Friday, June 14, 2024

So Long, Petrodollar: US-Saudi Arabian Agreement Ends After Fifty Years


Ward Clark reporting for RedState 

The petrodollar — a deal, not a currency — was born out of the late 1970s energy crisis. The United States, having just gone off the gold standard, struck a deal with Saudi Arabia — one of the largest producers of petroleum in the world — that meant the Saudis would price their oil exclusively in United States dollars and that any surplus revenues from their sales of petroleum would be invested in U.S. Treasury bonds. This had several effects: It ensured the U.S. a supply of oil, it established the U.S. dollar as the global reserve currency, and it helped the U.S. maintain what was, by today's standards, its modest federal debt.

That agreement is now over.

The 50-year-old petrodollar agreement between the U.S. and Saudi Arabia was just allowed to expire. The term “petrodollar” refers to the U.S. dollar’s role as the currency used for crude oil transactions on the world market. This arrangement has its roots in the 1970s when the United States and Saudi Arabia struck a deal shortly after the U.S. went off the gold standard that would go on to have far-reaching consequences for the global economy. In the history of global finance, few agreements have wielded as many benefits as the petrodollar pact did for the U.S. economy.
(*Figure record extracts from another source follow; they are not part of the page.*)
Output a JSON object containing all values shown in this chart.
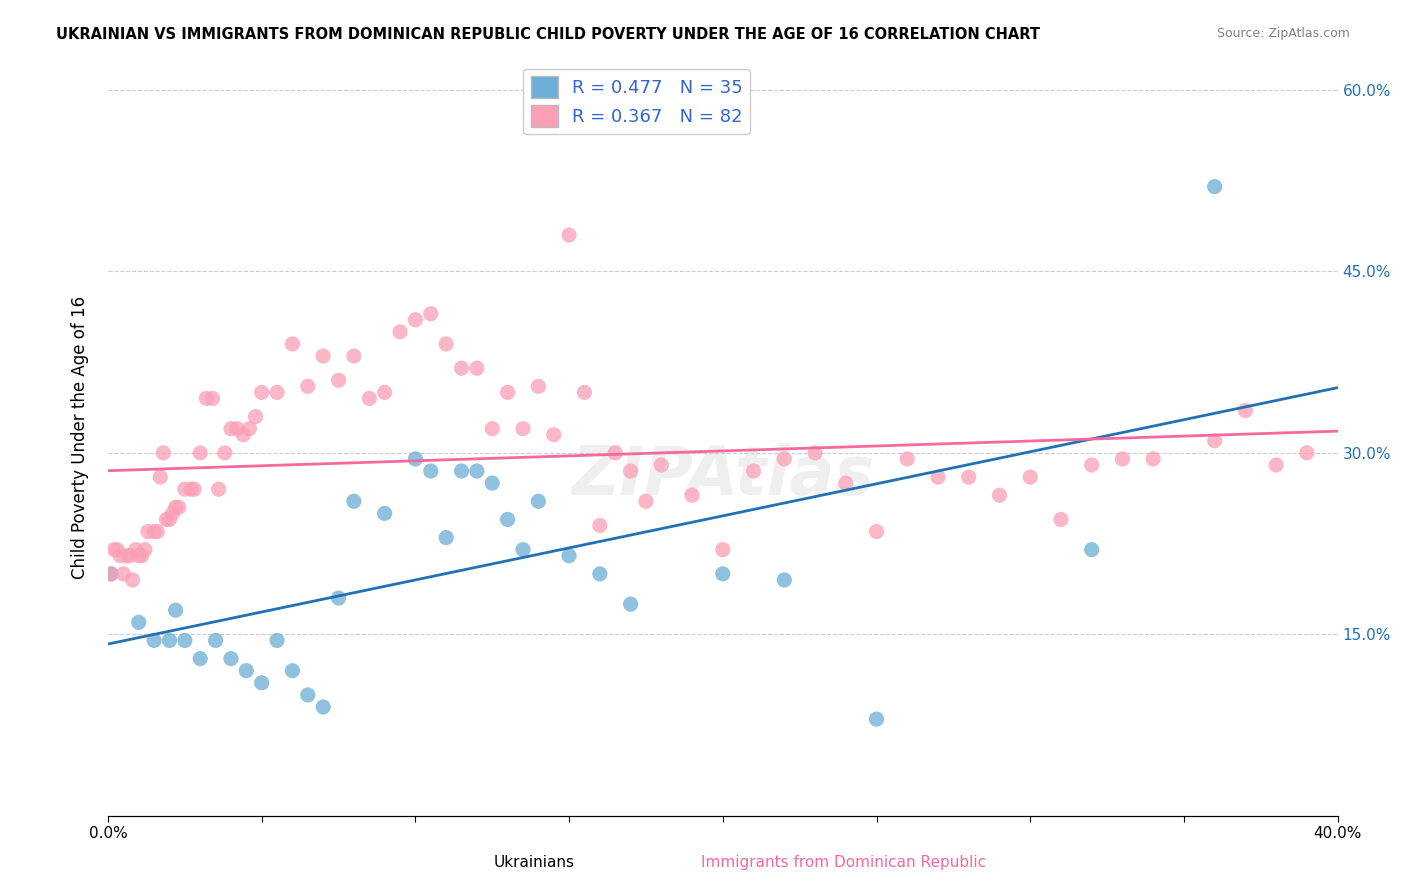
{
  "title": "UKRAINIAN VS IMMIGRANTS FROM DOMINICAN REPUBLIC CHILD POVERTY UNDER THE AGE OF 16 CORRELATION CHART",
  "source": "Source: ZipAtlas.com",
  "ylabel": "Child Poverty Under the Age of 16",
  "xlabel_ukrainians": "Ukrainians",
  "xlabel_dominican": "Immigrants from Dominican Republic",
  "xmin": 0.0,
  "xmax": 0.4,
  "ymin": 0.0,
  "ymax": 0.625,
  "yticks": [
    0.15,
    0.3,
    0.45,
    0.6
  ],
  "ytick_labels": [
    "15.0%",
    "30.0%",
    "45.0%",
    "60.0%"
  ],
  "xticks": [
    0.0,
    0.05,
    0.1,
    0.15,
    0.2,
    0.25,
    0.3,
    0.35,
    0.4
  ],
  "xtick_labels": [
    "0.0%",
    "",
    "",
    "",
    "",
    "",
    "",
    "",
    "40.0%"
  ],
  "R_blue": 0.477,
  "N_blue": 35,
  "R_pink": 0.367,
  "N_pink": 82,
  "blue_color": "#6baed6",
  "pink_color": "#fa9fb5",
  "blue_line_color": "#2171b5",
  "pink_line_color": "#f768a1",
  "watermark": "ZIPAtlas",
  "blue_scatter_x": [
    0.001,
    0.01,
    0.015,
    0.02,
    0.022,
    0.025,
    0.03,
    0.035,
    0.04,
    0.045,
    0.05,
    0.055,
    0.06,
    0.065,
    0.07,
    0.075,
    0.08,
    0.09,
    0.1,
    0.105,
    0.11,
    0.115,
    0.12,
    0.125,
    0.13,
    0.135,
    0.14,
    0.15,
    0.16,
    0.17,
    0.2,
    0.22,
    0.25,
    0.32,
    0.36
  ],
  "blue_scatter_y": [
    0.2,
    0.16,
    0.145,
    0.145,
    0.17,
    0.145,
    0.13,
    0.145,
    0.13,
    0.12,
    0.11,
    0.145,
    0.12,
    0.1,
    0.09,
    0.18,
    0.26,
    0.25,
    0.295,
    0.285,
    0.23,
    0.285,
    0.285,
    0.275,
    0.245,
    0.22,
    0.26,
    0.215,
    0.2,
    0.175,
    0.2,
    0.195,
    0.08,
    0.22,
    0.52
  ],
  "pink_scatter_x": [
    0.001,
    0.002,
    0.003,
    0.004,
    0.005,
    0.006,
    0.007,
    0.008,
    0.009,
    0.01,
    0.011,
    0.012,
    0.013,
    0.015,
    0.016,
    0.017,
    0.018,
    0.019,
    0.02,
    0.021,
    0.022,
    0.023,
    0.025,
    0.027,
    0.028,
    0.03,
    0.032,
    0.034,
    0.036,
    0.038,
    0.04,
    0.042,
    0.044,
    0.046,
    0.048,
    0.05,
    0.055,
    0.06,
    0.065,
    0.07,
    0.075,
    0.08,
    0.085,
    0.09,
    0.095,
    0.1,
    0.105,
    0.11,
    0.115,
    0.12,
    0.125,
    0.13,
    0.135,
    0.14,
    0.145,
    0.15,
    0.155,
    0.16,
    0.165,
    0.17,
    0.175,
    0.18,
    0.19,
    0.2,
    0.21,
    0.22,
    0.23,
    0.24,
    0.25,
    0.26,
    0.27,
    0.28,
    0.29,
    0.3,
    0.31,
    0.32,
    0.33,
    0.34,
    0.36,
    0.37,
    0.38,
    0.39
  ],
  "pink_scatter_y": [
    0.2,
    0.22,
    0.22,
    0.215,
    0.2,
    0.215,
    0.215,
    0.195,
    0.22,
    0.215,
    0.215,
    0.22,
    0.235,
    0.235,
    0.235,
    0.28,
    0.3,
    0.245,
    0.245,
    0.25,
    0.255,
    0.255,
    0.27,
    0.27,
    0.27,
    0.3,
    0.345,
    0.345,
    0.27,
    0.3,
    0.32,
    0.32,
    0.315,
    0.32,
    0.33,
    0.35,
    0.35,
    0.39,
    0.355,
    0.38,
    0.36,
    0.38,
    0.345,
    0.35,
    0.4,
    0.41,
    0.415,
    0.39,
    0.37,
    0.37,
    0.32,
    0.35,
    0.32,
    0.355,
    0.315,
    0.48,
    0.35,
    0.24,
    0.3,
    0.285,
    0.26,
    0.29,
    0.265,
    0.22,
    0.285,
    0.295,
    0.3,
    0.275,
    0.235,
    0.295,
    0.28,
    0.28,
    0.265,
    0.28,
    0.245,
    0.29,
    0.295,
    0.295,
    0.31,
    0.335,
    0.29,
    0.3
  ]
}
Those benefits are gone now. It's difficult to foresee what the consequences will be for the U.S. economy, but it's not likely to be anything good. While this is liable to affect the prices of petroleum we import, making it more expensive by weakening the dollar, we do have domestic resources that can address that to some degree. This may even strengthen the market for American oil and gas in the short term. Petroleum is a fungible commodity with a global price, and a weaker U.S. dollar will, in the absence of the petrodollar, make American exports more attractive on global markets. Maybe. But the rest of the effects cannot so easily be dismissed.

Oil being denominated in U.S. dollars alone has significance beyond the categories of oil and finance. By mandating that oil be sold in U.S. dollars (DXY), the agreement elevated the dollar’s status as the world’s reserve currency. This, in turn, has profoundly impacted the U.S. economy. The global demand for dollars to purchase oil has helped to keep the currency strong, making imports relatively cheap for American consumers. Additionally, the influx of foreign capital into U.S. Treasury bonds has supported low interest rates and a robust bond market.

There are a couple of points to be made here.

First, the effect on the dollar: Weakening the dollar, as this is bound to do, will have one major effect, namely, raising the price of anything imported into the United States. And from whom does the United States import the most goods, from knick-knacks to industrial electrical transformers? China. China, we may well remember, is a country that is not particularly friendly towards the United States. Second, the end of the dollar as the global reserve currency will almost certainly lower foreign investment in the U.S. Treasury bonds that are largely used to finance America's runaway spending. Interest rates, inflation, bond markets, and the public debt are all in for a sudden, dramatic readjustment, and it won't be good for American consumers.

The petrodollar’s expiration could weaken the U.S. dollar and, by extension, the U.S. financial markets. If oil were to be priced in a currency other than the dollar, it could lead to a decline in global demand for the greenback. This, in turn, could result in higher inflation, higher interest rates, and a weaker bond market in the United States.

For most of the postwar world, the U.S. dollar has been the global reserve currency. Consider what currency is now liable to replace it: The ruble? The Saudi riyal? The renminbi? None of those bode well for the United States — nor does the lack of any global reserve currency, a situation that will not last; nature, after all, abhors a vacuum.

The expiration of the petrodollar agreement represents a significant shift in global power dynamics. It highlights the growing influence of emerging economies and the changing energy landscape. While the full implications of this shift remain to be seen, investors should at least be aware that on a macro level, the global financial order is entering a new era. The U.S. dollar’s dominance is no longer guaranteed. 

The result of this is likely to be a dramatic change in the global order. The United States retains a few advantages, though: We are one of the few nations in the developed world that is not facing a major demographic apocalypse. We still have an industrial base, and given America's vast sweeps of arable land, nobody in the United States is going to go hungry. We still have ample resources for oil and natural gas, not least of which are right here in Alaska.

The petrodollar agreement is no more. The effects on the global economy in general and the American economy in particular are not yet known, but as we can see, they are unlikely to be good, particularly for the United States. The century ahead may look very, very different from the century past.

Predictions are hard to make, especially about the future, but the ending of this fifty-year agreement will change things, probably dramatically. The United States is almost certainly in for a downturn if this agreement remains defunct. A recession, possibly even a prolonged depression, is likely unless some way can be found to strengthen the U.S. dollar.